From the Guidelines
A Transesophageal Echocardiogram (TEE) is not routinely required for a diagnosis of Group A Streptococcus (GAS) infection, but should be considered if there is a high suspicion of infective endocarditis (IE) or other cardiac complications, as evidenced by the American Heart Association guidelines 1. When evaluating a patient with GAS infection, the primary concern is the potential for cardiac complications, such as infective endocarditis. According to the American Heart Association, TEE should be performed if initial transthoracic echocardiogram (TTE) images are negative or inadequate in patients with an ongoing suspicion for IE or when there is concern for intracardiac complications 1. Some key points to consider when deciding whether to order a TEE include:
- The presence of signs or symptoms suggesting cardiac involvement, such as new heart murmurs, signs of heart failure, or persistent fever despite appropriate antibiotic therapy
- The patient's risk factors for cardiac complications, such as a history of heart disease or previous infective endocarditis
- The response to treatment, including the effectiveness of antibiotic therapy in resolving symptoms and preventing complications In general, for uncomplicated GAS pharyngitis or skin infections that respond well to standard antibiotic therapy, cardiac imaging, including TEE, is unnecessary 1. However, if there is a high suspicion of IE or other cardiac complications, TEE should be performed as soon as possible after TTE, as it is significantly more sensitive than TTE for the detection of vegetations and abscesses 1.
From the Research
Diagnosis of Group A Streptococcus Infection
- A diagnosis of Group A Streptococcus (GAS) infection is typically made through a throat culture or rapid streptococcal antigen test 2, 3.
- The treatment of GAS infection usually involves antibiotic therapy, such as penicillin, to prevent complications like acute rheumatic fever (ARF) 4, 2, 3, 5.

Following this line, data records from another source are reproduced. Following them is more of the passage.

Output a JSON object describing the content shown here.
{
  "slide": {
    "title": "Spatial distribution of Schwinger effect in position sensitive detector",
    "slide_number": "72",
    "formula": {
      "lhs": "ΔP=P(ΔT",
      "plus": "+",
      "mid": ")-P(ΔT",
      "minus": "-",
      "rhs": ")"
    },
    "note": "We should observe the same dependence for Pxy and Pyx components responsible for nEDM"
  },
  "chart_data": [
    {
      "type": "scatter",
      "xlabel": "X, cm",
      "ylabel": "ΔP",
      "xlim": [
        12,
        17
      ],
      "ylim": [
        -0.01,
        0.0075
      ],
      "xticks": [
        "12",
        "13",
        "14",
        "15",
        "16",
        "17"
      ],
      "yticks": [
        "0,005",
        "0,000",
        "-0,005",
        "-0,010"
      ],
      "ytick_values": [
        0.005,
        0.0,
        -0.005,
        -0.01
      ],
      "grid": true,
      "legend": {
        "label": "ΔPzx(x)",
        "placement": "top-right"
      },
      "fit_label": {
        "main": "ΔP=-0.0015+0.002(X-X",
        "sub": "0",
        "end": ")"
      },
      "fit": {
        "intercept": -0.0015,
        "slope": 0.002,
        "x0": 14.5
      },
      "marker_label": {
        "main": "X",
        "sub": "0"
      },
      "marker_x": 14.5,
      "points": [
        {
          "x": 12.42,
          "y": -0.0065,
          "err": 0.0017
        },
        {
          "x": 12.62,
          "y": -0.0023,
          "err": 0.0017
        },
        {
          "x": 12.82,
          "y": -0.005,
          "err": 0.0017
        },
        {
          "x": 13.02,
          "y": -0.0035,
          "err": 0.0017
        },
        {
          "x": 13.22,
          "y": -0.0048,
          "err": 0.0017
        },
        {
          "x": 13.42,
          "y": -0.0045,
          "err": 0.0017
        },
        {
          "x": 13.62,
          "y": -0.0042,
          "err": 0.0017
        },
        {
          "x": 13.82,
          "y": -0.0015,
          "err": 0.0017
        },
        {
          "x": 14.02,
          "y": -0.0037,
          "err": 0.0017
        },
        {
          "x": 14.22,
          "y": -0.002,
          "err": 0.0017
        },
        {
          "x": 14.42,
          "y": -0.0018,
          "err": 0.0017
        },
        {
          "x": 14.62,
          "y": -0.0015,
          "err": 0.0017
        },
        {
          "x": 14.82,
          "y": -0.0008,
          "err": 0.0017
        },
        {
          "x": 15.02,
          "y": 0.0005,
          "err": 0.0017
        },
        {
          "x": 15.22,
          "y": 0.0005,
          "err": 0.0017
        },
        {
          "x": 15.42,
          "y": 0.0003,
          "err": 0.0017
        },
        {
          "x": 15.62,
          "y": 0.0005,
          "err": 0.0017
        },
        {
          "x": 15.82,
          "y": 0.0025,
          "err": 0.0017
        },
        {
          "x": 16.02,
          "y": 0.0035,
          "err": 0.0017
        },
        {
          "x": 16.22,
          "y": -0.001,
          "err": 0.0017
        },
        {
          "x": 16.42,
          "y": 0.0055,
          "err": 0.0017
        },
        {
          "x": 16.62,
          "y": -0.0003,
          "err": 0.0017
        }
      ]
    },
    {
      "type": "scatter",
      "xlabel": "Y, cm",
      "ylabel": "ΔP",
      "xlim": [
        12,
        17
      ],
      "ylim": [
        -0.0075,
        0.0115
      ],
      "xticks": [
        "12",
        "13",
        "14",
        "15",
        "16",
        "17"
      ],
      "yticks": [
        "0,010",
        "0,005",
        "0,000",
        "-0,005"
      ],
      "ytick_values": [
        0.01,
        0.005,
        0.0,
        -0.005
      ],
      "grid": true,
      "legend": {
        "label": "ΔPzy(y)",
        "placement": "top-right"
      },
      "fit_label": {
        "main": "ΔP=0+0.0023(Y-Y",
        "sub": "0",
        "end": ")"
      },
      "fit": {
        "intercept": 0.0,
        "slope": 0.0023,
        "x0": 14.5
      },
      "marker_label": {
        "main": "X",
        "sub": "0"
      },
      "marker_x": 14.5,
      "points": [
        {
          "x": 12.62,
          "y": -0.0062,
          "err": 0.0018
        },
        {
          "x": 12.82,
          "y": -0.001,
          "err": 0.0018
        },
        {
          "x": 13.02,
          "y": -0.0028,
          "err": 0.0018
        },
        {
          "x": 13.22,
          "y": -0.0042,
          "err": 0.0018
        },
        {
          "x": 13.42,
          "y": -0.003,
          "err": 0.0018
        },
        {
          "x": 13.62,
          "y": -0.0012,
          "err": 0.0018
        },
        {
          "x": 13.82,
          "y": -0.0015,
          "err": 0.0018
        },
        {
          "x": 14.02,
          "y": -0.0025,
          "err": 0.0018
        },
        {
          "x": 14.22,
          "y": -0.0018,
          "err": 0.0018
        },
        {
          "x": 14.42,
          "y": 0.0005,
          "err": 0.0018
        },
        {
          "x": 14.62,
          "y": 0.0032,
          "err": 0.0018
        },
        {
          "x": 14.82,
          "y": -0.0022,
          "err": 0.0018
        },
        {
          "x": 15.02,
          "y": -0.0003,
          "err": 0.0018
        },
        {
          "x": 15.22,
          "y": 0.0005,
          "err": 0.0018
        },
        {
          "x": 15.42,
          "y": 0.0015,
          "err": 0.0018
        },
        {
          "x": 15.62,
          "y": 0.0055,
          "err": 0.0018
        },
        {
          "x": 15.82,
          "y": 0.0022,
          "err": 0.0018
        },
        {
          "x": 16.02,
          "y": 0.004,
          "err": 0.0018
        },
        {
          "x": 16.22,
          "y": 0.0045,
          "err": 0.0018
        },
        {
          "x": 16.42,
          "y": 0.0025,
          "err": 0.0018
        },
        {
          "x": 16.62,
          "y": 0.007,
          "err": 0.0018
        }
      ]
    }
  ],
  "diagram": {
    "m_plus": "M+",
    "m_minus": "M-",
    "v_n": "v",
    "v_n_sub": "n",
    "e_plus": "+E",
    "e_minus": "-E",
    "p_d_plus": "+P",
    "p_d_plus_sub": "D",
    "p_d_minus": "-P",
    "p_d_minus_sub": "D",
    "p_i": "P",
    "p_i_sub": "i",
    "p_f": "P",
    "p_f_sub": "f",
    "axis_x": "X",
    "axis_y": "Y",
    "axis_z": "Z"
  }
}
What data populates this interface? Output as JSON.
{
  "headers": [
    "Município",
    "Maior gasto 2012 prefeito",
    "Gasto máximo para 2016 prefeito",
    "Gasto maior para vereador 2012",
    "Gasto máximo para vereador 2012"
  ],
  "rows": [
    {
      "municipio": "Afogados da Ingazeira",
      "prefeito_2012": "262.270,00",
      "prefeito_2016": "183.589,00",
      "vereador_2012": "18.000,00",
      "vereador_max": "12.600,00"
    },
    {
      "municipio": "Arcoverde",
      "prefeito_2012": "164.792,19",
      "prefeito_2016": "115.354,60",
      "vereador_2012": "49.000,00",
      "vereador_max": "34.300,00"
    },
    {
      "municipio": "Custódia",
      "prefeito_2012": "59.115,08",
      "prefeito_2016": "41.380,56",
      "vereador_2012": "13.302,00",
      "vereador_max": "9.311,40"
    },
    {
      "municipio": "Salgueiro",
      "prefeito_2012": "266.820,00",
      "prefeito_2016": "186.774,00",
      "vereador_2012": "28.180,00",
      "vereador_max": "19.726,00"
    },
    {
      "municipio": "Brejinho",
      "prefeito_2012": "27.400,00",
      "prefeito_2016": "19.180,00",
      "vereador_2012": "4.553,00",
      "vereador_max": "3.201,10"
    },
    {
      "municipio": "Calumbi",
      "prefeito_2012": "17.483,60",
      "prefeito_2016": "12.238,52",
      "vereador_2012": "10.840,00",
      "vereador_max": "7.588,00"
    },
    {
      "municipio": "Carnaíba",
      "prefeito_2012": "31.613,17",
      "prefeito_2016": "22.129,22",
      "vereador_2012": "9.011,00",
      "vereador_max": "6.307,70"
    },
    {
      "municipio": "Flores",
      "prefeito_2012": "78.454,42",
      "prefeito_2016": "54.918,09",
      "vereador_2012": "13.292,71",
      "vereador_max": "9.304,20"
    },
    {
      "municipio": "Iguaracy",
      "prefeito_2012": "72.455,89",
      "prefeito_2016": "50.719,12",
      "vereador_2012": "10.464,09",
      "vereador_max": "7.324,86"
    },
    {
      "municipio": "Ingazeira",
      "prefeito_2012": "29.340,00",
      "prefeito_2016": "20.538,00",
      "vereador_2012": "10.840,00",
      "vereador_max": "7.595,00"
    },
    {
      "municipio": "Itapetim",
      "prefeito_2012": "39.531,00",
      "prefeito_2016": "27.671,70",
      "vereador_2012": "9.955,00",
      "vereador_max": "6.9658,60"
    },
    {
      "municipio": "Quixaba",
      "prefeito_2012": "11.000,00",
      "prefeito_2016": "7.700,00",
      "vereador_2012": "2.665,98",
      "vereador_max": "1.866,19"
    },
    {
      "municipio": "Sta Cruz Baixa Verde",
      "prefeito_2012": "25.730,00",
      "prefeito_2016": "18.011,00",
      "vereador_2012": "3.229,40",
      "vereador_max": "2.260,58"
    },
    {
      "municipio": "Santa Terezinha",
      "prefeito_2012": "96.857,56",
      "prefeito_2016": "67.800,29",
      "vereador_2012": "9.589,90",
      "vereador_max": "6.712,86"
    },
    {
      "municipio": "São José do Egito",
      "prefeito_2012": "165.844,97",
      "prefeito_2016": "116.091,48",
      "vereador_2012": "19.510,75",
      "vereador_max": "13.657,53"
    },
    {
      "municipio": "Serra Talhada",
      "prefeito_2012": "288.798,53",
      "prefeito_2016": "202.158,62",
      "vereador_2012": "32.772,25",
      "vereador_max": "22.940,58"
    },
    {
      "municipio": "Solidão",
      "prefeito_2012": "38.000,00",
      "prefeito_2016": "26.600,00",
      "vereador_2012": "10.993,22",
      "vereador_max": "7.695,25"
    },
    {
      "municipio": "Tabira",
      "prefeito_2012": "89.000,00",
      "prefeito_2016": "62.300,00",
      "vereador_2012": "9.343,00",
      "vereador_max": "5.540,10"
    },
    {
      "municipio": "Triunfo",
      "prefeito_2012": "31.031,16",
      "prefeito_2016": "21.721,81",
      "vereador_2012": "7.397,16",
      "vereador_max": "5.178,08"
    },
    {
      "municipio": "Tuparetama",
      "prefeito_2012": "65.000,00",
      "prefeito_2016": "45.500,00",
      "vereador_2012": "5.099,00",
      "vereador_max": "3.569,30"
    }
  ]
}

Role of Transesophageal Echocardiogram (TEE) in GAS Infection
- There is no direct evidence to suggest that a TEE is required for the diagnosis of GAS infection 4, 2, 3, 5, 6.
- However, echocardiography (ECHO) may be used to diagnose cardiac complications like acute carditis or rheumatic heart disease (RHD) that can occur as a result of GAS infection 3, 5, 6.
- In some cases, a transthoracic echocardiogram (TTE) may be used to detect subclinical carditis, which is a major criterion for the diagnosis of ARF 5, 6.
Cardiac Complications of GAS Infection
- GAS infection can lead to cardiac complications like ARF and RHD, which can be diagnosed using echocardiography 3, 5, 6.
- The diagnosis of ARF relies on the revised Jones criteria, which include subclinical carditis detected by echocardiography as a major criterion 5.
- RHD is defined by valve regurgitation and/or stenosis, and can be diagnosed using echocardiography 5.